Some problems in the face of large data OLAP analysis-products and technologies
Source: Internet
Author: User
Keywordsnbsp; multidimensional can some on the big
Some problems faced with large data OLAP analysis release time: 2012.05.16 09:25 &http://www.aliyun.com/zixun/aggregation/37954.html ">nbsp; Source: Sadie Net Author:
OLAP analysis requires a large number of data groupings and inter-table associations, which are clearly not the strengths of nosql and traditional databases, and often must use specific databases for BI optimization. For example, most of the databases for BI optimization use column storage or mixed storage, compression, delay loading, pre-statistics of storage blocks, and fragment indexing techniques.

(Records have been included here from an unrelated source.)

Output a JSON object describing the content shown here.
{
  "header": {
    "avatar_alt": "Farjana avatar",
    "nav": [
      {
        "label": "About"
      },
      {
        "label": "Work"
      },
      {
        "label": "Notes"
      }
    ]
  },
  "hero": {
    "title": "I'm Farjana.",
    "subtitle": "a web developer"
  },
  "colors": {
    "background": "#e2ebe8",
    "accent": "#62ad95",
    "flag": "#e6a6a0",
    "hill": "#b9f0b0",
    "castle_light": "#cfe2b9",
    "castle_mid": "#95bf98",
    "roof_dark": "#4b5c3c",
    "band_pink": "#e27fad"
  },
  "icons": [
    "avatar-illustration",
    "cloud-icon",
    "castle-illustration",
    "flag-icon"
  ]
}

OLAP analysis on the Hadoop platform also has this problem, and Facebook developed the Rcfile data format for hive, using some of the above optimization techniques to achieve better data analysis performance. As shown in Figure 2.
However, for the Hadoop platform, simply by using hive to imitate SQL, for data analysis is not enough, first hive although HIVEQL translation MapReduce is optimized, but still inefficient. Multidimensional analysis is still to do with the fact table and Dimension table Association, the dimension of a lot of performance must be significantly reduced. Second, the Rcfile mixed storage mode, in fact, restricts the data format, that is, the data format is designed for specific analysis, once the analysis of the business model changes, the cost of large-scale data conversion format is extremely large. Finally, HIVEQL is still very unfriendly to OLAP business analysts, and dimensions and metrics are the analytical languages that are directly targeted at business people.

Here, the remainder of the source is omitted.